Michał Żołnieruk, twórca aplikacji o nazwie Milion ustalił jako gwarantowane kwoty 2000, oraz 64000. Są to pieniądze, które otrzymujemy, jeżeli dojdziemy do pewnego pułapu pytań.
Główną pulą jest milion złotych. Aby dobrnąć do takiej kwoty, należy wykazać się sporą wiedzą z różnych dziedzin. Pytania są testowe – jedna odpowiedź jest prawidłowa. Kiedy ją zaznaczymy, a następnie zaświeci się zielone światełko, oznacza to, że odpowiedzieliśmy dobrze i możemy przejść do kolejnego pytania.

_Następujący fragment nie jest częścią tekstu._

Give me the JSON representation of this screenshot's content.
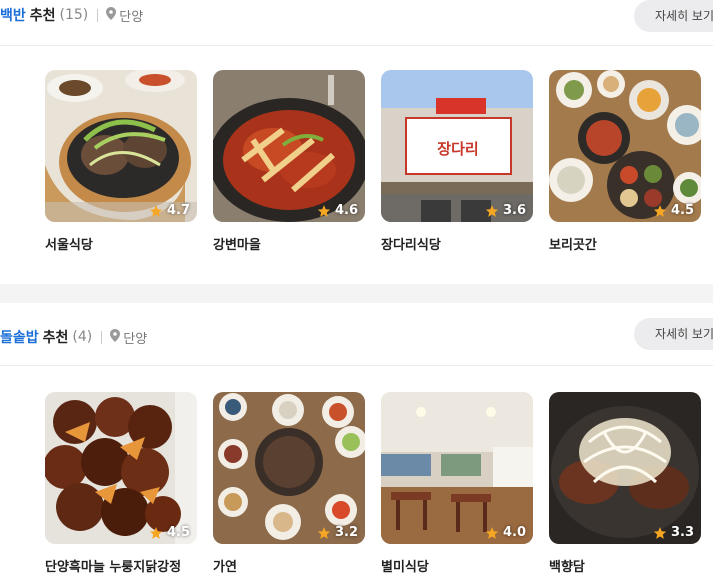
{
  "sections": [
    {
      "keyword": "백반",
      "title_rest": "추천",
      "count": "(15)",
      "location": "단양",
      "more_label": "자세히 보기",
      "restaurants": [
        {
          "name": "서울식당",
          "rating": "4.7"
        },
        {
          "name": "강변마을",
          "rating": "4.6"
        },
        {
          "name": "장다리식당",
          "rating": "3.6"
        },
        {
          "name": "보리곳간",
          "rating": "4.5"
        }
      ]
    },
    {
      "keyword": "돌솥밥",
      "title_rest": "추천",
      "count": "(4)",
      "location": "단양",
      "more_label": "자세히 보기",
      "restaurants": [
        {
          "name": "단양흑마늘 누룽지닭강정",
          "rating": "4.5"
        },
        {
          "name": "가연",
          "rating": "3.2"
        },
        {
          "name": "별미식당",
          "rating": "4.0"
        },
        {
          "name": "백향담",
          "rating": "3.3"
        }
      ]
    }
  ],
  "sign_text": "장다리",
  "icons": {
    "location": "map-pin-icon",
    "rating": "star-icon"
  },
  "colors": {
    "keyword": "#1d6fd8",
    "star": "#f5a623"
  }
}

Jeśli pulą w pytaniu będzie 2 tysiące złotych, bądź 64 tysiące, możemy być spokojni, że nie wyjdziemy z wirtualnego studia goli i weseli. Na szczęście zgodnie z teleturniejem ,,Milionerzy”, do dyspozycji gracza oddane są 3 podpowiedzi w postaci: pytanie do publiczności (zadajemy pytanie ludziom w studio, którzy odpowiadają według swojego uznania, a następnie ich głosy są podliczane, a co za tym idzie, dostajemy wykres z najpopularniejszą odpowiedzią). Kolejnym ułatwieniem jest pytanie do przyjaciela – tego tłumaczyć raczej nie muszę. 50:50 to standardowe wymazanie dwóch nieprawidłowych odpowiedzi z czterech propozycji.
Moim zdaniem, warto docenić to, że produkcja jest polska i całkiem dobrze zrobiona. Wizualnie prezentuje się prosto, lecz nie topornie. Jeżeli chodzi o poziom pytań, wydaje mi się, że każdy powinien sobie z nimi poradzić (no, może czasem z małą pomocą Wikipedii :) Tak, czy inaczej, polecam opisywaną produkcję wszystkim, którzy przepadają za quizami i teleturniejami telewizyjnymi. Może emocje nie są identyczne, ale można się porządnie wczuć w zabawę.